Mexican feminist and teacher

Consuelo Zavala Castillo (1874-1956) was a Mexican feminist, teacher, and founder of one of the first secular private schools in Mérida, Mexico. She is credited with establishing the first kindergarten to utilize the Froebel method in Mérida. She was the organizer of the First Feminist Congress in Mexico, authorized by state governor Salvador Alvarado.

==Biography==
Consuelo Zavala Castillo was born in 1874 in Mérida, Yucatán, Mexico. She studied at the Instituto Literario de Niñas (ILN) (Literary Institute for Girls) under the tutelage of feminist teacher Rita Cetina Gutiérrez. She graduated at the age of 23 with a degree in elementary and higher education. After teaching at various schools in the state, in 1902 she founded her own school, basing the curriculum on secular, scientific education methods. In 1904, Zavala participated in the 5th General Congress on Primary Education.

In 1906, she established the first professional kindergarten in Yucatán, following the Froebel method. In 1912, she was commissioned to study in France by president Francisco I. Madero to learn more about European educational practices.
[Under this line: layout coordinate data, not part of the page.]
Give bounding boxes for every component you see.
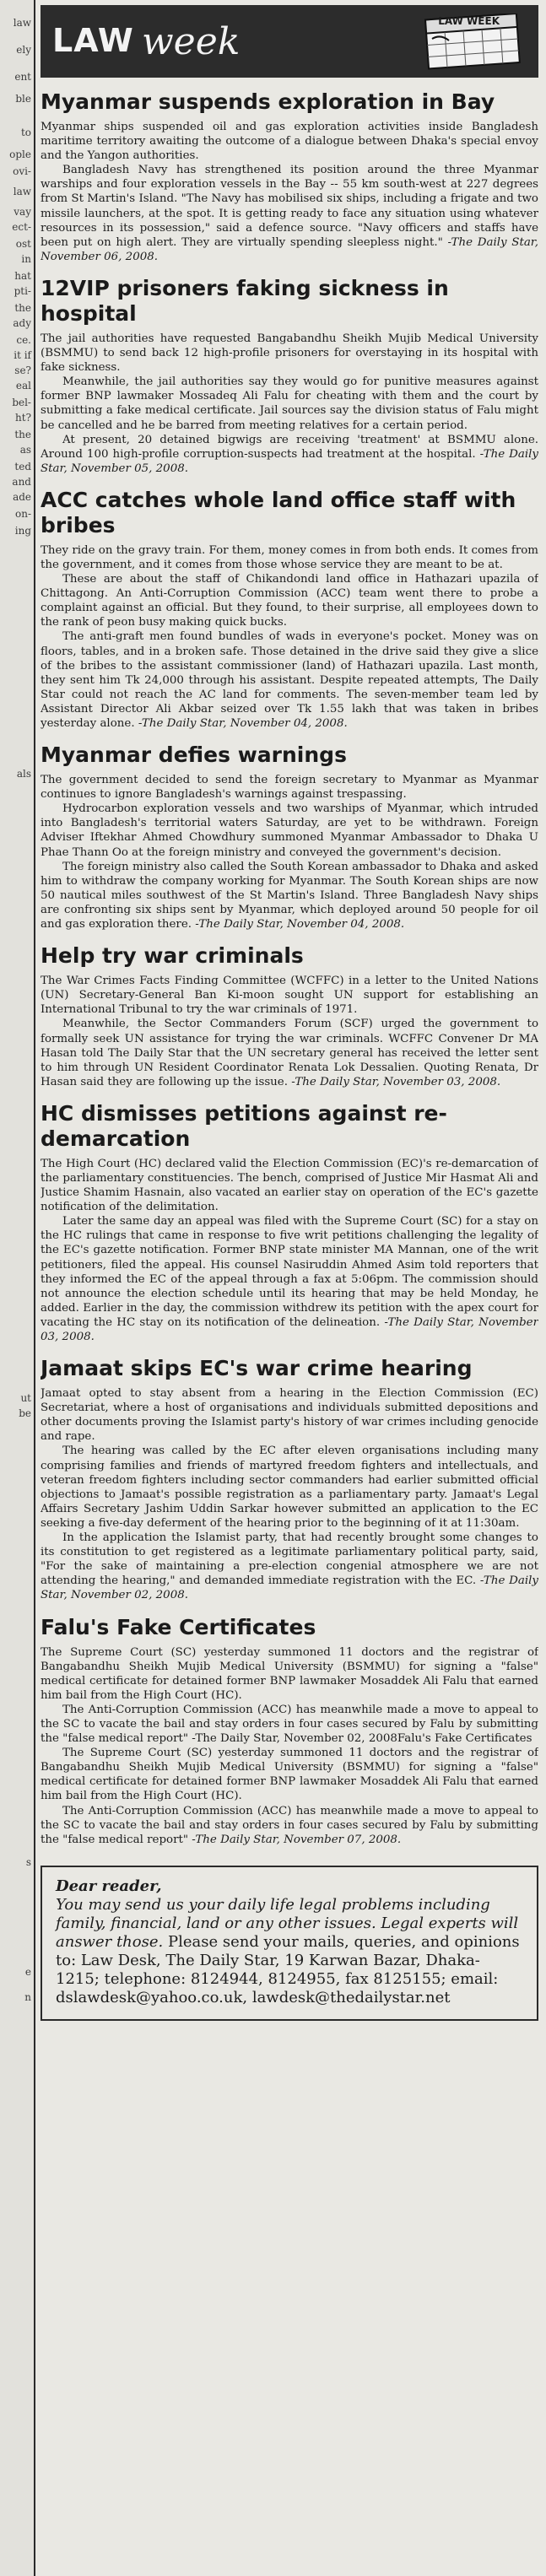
- article-paragraph: [41, 860, 538, 932]
- paragraph-text: The government decided to send the foreign secretary to Myanmar as Myanmar continues to ignore Bangladesh's warnings against trespassing.: [41, 774, 538, 802]
- article-paragraph: [41, 1386, 538, 1444]
- letter-salutation: Dear reader,: [56, 1877, 162, 1895]
- margin-fragment: ost: [15, 238, 31, 250]
- section-subtitle: week: [142, 20, 241, 63]
- margin-fragment: s: [25, 1856, 31, 1868]
- news-article: [41, 89, 538, 264]
- calendar-label: LAW WEEK: [438, 15, 500, 27]
- paragraph-text: Bangladesh Navy has strengthened its position around the three Myanmar warships and four exploration vessels in the Bay -- 55 km south-west at 227 degrees from St Martin's Island. "The Navy has mobilised six ships, including a frigate and two missile launchers, at the spot. It is getting ready to face any situation using whatever resources in its possession," said a defence source. "Navy officers and staffs have been put on high alert. They are virtually spending sleepless night.": [41, 164, 538, 249]
- law-week-page: [41, 0, 538, 2576]
- margin-fragment: law: [13, 17, 31, 29]
- paragraph-text: The Anti-Corruption Commission (ACC) has meanwhile made a move to appeal to the SC to vacate the bail and stay orders in four cases secured by Falu by submitting the "false medical report" -The Daily Star, November 02, 2008Falu's Fake Certificates: [41, 1703, 538, 1746]
- article-paragraph: [41, 1214, 538, 1344]
- article-paragraph: [41, 1746, 538, 1803]
- margin-fragment: ht?: [15, 412, 31, 424]
- article-headline: 12VIP prisoners faking sickness in hospital: [41, 275, 449, 326]
- paragraph-text: The anti-graft men found bundles of wads in everyone's pocket. Money was on floors, tables, and in a broken safe. Those detained in the drive said they give a slice of the bribes to the assistant commissioner (land) of Hathazari upazila. Last month, they sent him Tk 24,000 through his assistant. Despite repeated attempts, The Daily Star could not reach the AC land for comments. The seven-member team led by Assistant Director Ali Akbar seized over Tk 1.55 lakh that was taken in bribes yesterday alone.: [41, 630, 538, 730]
- margin-fragment: pti-: [14, 285, 31, 297]
- margin-fragment: ble: [15, 93, 31, 105]
- margin-fragment: the: [14, 302, 31, 314]
- margin-fragment: ovi-: [13, 165, 31, 177]
- section-title: LAW: [52, 22, 134, 59]
- margin-fragment: ect-: [12, 221, 31, 233]
- article-source: -The Daily Star, November 04, 2008.: [138, 717, 348, 730]
- article-source: -The Daily Star, November 07, 2008.: [192, 1833, 402, 1846]
- reader-letter-box: [41, 1866, 538, 2021]
- news-article: [41, 1356, 538, 1602]
- article-paragraph: [41, 1703, 538, 1746]
- article-headline: ACC catches whole land office staff with bribes: [41, 487, 516, 537]
- news-article: [41, 488, 538, 731]
- adjacent-column-fragments: [0, 0, 35, 2576]
- margin-fragment: ut: [20, 1392, 31, 1404]
- margin-fragment: it if: [14, 349, 31, 361]
- article-paragraph: [41, 120, 538, 163]
- article-paragraph: [41, 433, 538, 476]
- article-paragraph: [41, 974, 538, 1017]
- article-paragraph: [41, 1531, 538, 1602]
- news-article: [41, 1101, 538, 1344]
- article-source: -The Daily Star, November 03, 2008.: [291, 1075, 501, 1088]
- article-paragraph: [41, 163, 538, 264]
- article-headline: HC dismisses petitions against re-demarcation: [41, 1100, 447, 1151]
- margin-fragment: on-: [14, 508, 31, 520]
- paragraph-text: The Supreme Court (SC) yesterday summoned 11 doctors and the registrar of Bangabandhu Sheikh Mujib Medical University (BSMMU) for signing a "false" medical certificate for detained former BNP lawmaker Mosaddek Ali Falu that earned him bail from the High Court (HC).: [41, 1747, 538, 1803]
- paragraph-text: The jail authorities have requested Bangabandhu Sheikh Mujib Medical University (BSMMU) to send back 12 high-profile prisoners for overstaying in its hospital with fake sickness.: [41, 332, 538, 375]
- article-paragraph: [41, 629, 538, 731]
- article-paragraph: [41, 332, 538, 375]
- paragraph-text: The High Court (HC) declared valid the Election Commission (EC)'s re-demarcation of the parliamentary constituencies. The bench, comprised of Justice Mir Hasmat Ali and Justice Shamim Hasnain, also vacated an earlier stay on operation of the EC's gazette notification of the delimitation.: [41, 1157, 538, 1214]
- margin-fragment: als: [16, 768, 31, 780]
- margin-fragment: bel-: [12, 397, 31, 408]
- paragraph-text: The War Crimes Facts Finding Committee (WCFFC) in a letter to the United Nations (UN) Secretary-General Ban Ki-moon sought UN support for establishing an International Tribunal to try the war criminals of 1971.: [41, 975, 538, 1017]
- margin-fragment: e: [24, 1966, 31, 1978]
- margin-fragment: law: [13, 186, 31, 197]
- article-paragraph: [41, 1157, 538, 1214]
- news-article: [41, 943, 538, 1089]
- article-headline: Jamaat skips EC's war crime hearing: [41, 1356, 473, 1381]
- article-paragraph: [41, 1645, 538, 1703]
- margin-fragment: to: [20, 127, 31, 138]
- margin-fragment: and: [12, 476, 31, 488]
- margin-fragment: ely: [16, 44, 31, 56]
- margin-fragment: as: [19, 444, 31, 456]
- paragraph-text: The Supreme Court (SC) yesterday summoned 11 doctors and the registrar of Bangabandhu Sheikh Mujib Medical University (BSMMU) for signing a "false" medical certificate for detained former BNP lawmaker Mosaddek Ali Falu that earned him bail from the High Court (HC).: [41, 1645, 538, 1702]
- news-article: [41, 1615, 538, 1847]
- margin-fragment: in: [21, 253, 31, 265]
- article-source: -The Daily Star, November 05, 2008.: [41, 447, 538, 475]
- article-headline: Help try war criminals: [41, 943, 304, 969]
- paragraph-text: Meanwhile, the jail authorities say they would go for punitive measures against former BNP lawmaker Mossadeq Ali Falu for cheating with them and the court by submitting a fake medical certificate. Jail sources say the division status of Falu might be cancelled and he be barred from meeting relatives for a certain period.: [41, 375, 538, 432]
- paragraph-text: Meanwhile, the Sector Commanders Forum (SCF) urged the government to formally seek UN assistance for trying the war criminals. WCFFC Convener Dr MA Hasan told The Daily Star that the UN secretary general has received the letter sent to him through UN Resident Coordinator Renata Lok Dessalien. Quoting Renata, Dr Hasan said they are following up the issue.: [41, 1018, 538, 1088]
- article-paragraph: [41, 572, 538, 629]
- article-paragraph: [41, 1444, 538, 1531]
- paragraph-text: Jamaat opted to stay absent from a hearing in the Election Commission (EC) Secretariat, where a host of organisations and individuals submitted depositions and other documents proving the Islamist party's history of war crimes including genocide and rape.: [41, 1387, 538, 1444]
- paragraph-text: They ride on the gravy train. For them, money comes in from both ends. It comes from the government, and it comes from those whose service they are meant to be at.: [41, 543, 538, 571]
- news-article: [41, 743, 538, 932]
- paragraph-text: Myanmar ships suspended oil and gas exploration activities inside Bangladesh maritime territory awaiting the outcome of a dialogue between Dhaka's special envoy and the Yangon authorities.: [41, 121, 538, 163]
- article-paragraph: [41, 802, 538, 859]
- margin-fragment: eal: [15, 380, 31, 392]
- article-paragraph: [41, 1017, 538, 1088]
- article-paragraph: [41, 375, 538, 432]
- margin-fragment: ade: [13, 491, 31, 503]
- article-headline: Myanmar suspends exploration in Bay: [41, 89, 495, 114]
- paragraph-text: Hydrocarbon exploration vessels and two warships of Myanmar, which intruded into Bangladesh's territorial waters Saturday, are yet to be withdrawn. Foreign Adviser Iftekhar Ahmed Chowdhury summoned Myanmar Ambassador to Dhaka U Phae Thann Oo at the foreign ministry and conveyed the government's decision.: [41, 802, 538, 859]
- article-source: -The Daily Star, November 03, 2008.: [41, 1315, 538, 1343]
- article-source: -The Daily Star, November 04, 2008.: [195, 918, 405, 932]
- article-paragraph: [41, 1804, 538, 1847]
- section-banner: [41, 5, 538, 78]
- margin-fragment: n: [24, 1991, 31, 2003]
- letter-invitation: You may send us your daily life legal problems including family, financial, land or any other issues. Legal experts will answer those.: [56, 1895, 519, 1951]
- article-headline: Myanmar defies warnings: [41, 743, 347, 768]
- margin-fragment: be: [19, 1407, 31, 1419]
- news-article: [41, 276, 538, 476]
- paragraph-text: Later the same day an appeal was filed with the Supreme Court (SC) for a stay on the HC rulings that came in response to five writ petitions challenging the legality of the EC's gazette notification. Former BNP state minister MA Mannan, one of the writ petitioners, filed the appeal. His counsel Nasiruddin Ahmed Asim told reporters that they informed the EC of the appeal through a fax at 5:06pm. The commission should not announce the election schedule until its hearing that may be held Monday, he added. Earlier in the day, the commission withdrew its petition with the apex court for vacating the HC stay on its notification of the delineation.: [41, 1215, 538, 1329]
- paragraph-text: In the application the Islamist party, that had recently brought some changes to its constitution to get registered as a legitimate parliamentary political party, said, "For the sake of maintaining a pre-election congenial atmosphere we are not attending the hearing," and demanded immediate registration with the EC.: [41, 1531, 538, 1588]
- article-paragraph: [41, 543, 538, 572]
- margin-fragment: ing: [14, 525, 31, 537]
- paragraph-text: At present, 20 detained bigwigs are receiving 'treatment' at BSMMU alone. Around 100 high-profile corruption-suspects had treatment at the hospital.: [41, 433, 538, 461]
- margin-fragment: ople: [9, 149, 31, 160]
- paragraph-text: The Anti-Corruption Commission (ACC) has meanwhile made a move to appeal to the SC to vacate the bail and stay orders in four cases secured by Falu by submitting the "false medical report": [41, 1804, 538, 1846]
- margin-fragment: vay: [14, 206, 31, 218]
- margin-fragment: ady: [13, 317, 31, 329]
- paragraph-text: The hearing was called by the EC after eleven organisations including many comprising families and friends of martyred freedom fighters and intellectuals, and veteran freedom fighters including sector commanders had earlier submitted official objections to Jamaat's possible registration as a parliamentary party. Jamaat's Legal Affairs Secretary Jashim Uddin Sarkar however submitted an application to the EC seeking a five-day deferment of the hearing prior to the beginning of it at 11:30am.: [41, 1445, 538, 1530]
- margin-fragment: ted: [14, 461, 31, 473]
- articles-list: [41, 89, 538, 1847]
- margin-fragment: ent: [14, 71, 31, 83]
- article-paragraph: [41, 773, 538, 802]
- letter-contact-info: Please send your mails, queries, and opinions to: Law Desk, The Daily Star, 19 Karwan Bazar, Dhaka-1215; telephone: 8124944, 8124955, fax 8125155; email: dslawdesk@yahoo.co.uk, lawdesk@thedailystar.net: [56, 1932, 520, 2006]
- article-source: -The Daily Star, November 02, 2008.: [41, 1574, 538, 1602]
- margin-fragment: ce.: [16, 334, 31, 346]
- paragraph-text: These are about the staff of Chikandondi land office in Hathazari upazila of Chittagong. An Anti-Corruption Commission (ACC) team went there to probe a complaint against an official. But they found, to their surprise, all employees down to the rank of peon busy making quick bucks.: [41, 573, 538, 629]
- article-source: -The Daily Star, November 06, 2008.: [41, 235, 538, 263]
- margin-fragment: se?: [14, 365, 31, 376]
- margin-fragment: hat: [14, 270, 31, 282]
- article-headline: Falu's Fake Certificates: [41, 1614, 316, 1639]
- paragraph-text: The foreign ministry also called the South Korean ambassador to Dhaka and asked him to withdraw the company working for Myanmar. The South Korean ships are now 50 nautical miles southwest of the St Martin's Island. Three Bangladesh Navy ships are confronting six ships sent by Myanmar, which deployed around 50 people for oil and gas exploration there.: [41, 860, 538, 932]
- margin-fragment: the: [14, 429, 31, 440]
She was President of the Board of Directors for the Organizing Committee of the First Feminist Congress in Mexico, held in 1916 and authorized by the Governor of Yucatán, Salvador Alvarado. Numerous topics were discussed at the January meeting, but at the center of the discussion was suffrage and the political involvement of all citizens, followed by women's education, women's roles as wives and mothers, and their rights to divorce. A storm of controversy resulted when Hermila Galindo's paper advocating sex education on female sexuality was read. When the second congress was held in December of that same year, Zavala, who had been surprised by the amount of anti-feminist feeling that arose from the first congress, did not attend.

In 1922, as part of the Socialist Party of the Southeast, Zavala helped found the Feminist League of Yucatán with Elvia Carrillo Puerto, Raquel Dzib Cicero, Rosa Torre González, Beatríz Peniche de Ponce and Adolfina Valencia. In 1939, her student Antonia Jiménez Trava became the first woman to graduate with a law degree in Yucatán.

In 1948, she was awarded the Ignacio Manuel Altamirano Medal, recognizing her fifty years as an educator and her distinguished teaching career.

Zavala died on June 22, 1956, in Mérida.

There are six schools in Mexico that bear her name: three in the city of Mérida, one in Akil, Yucatán, one in Kanasín and one in Tizimín.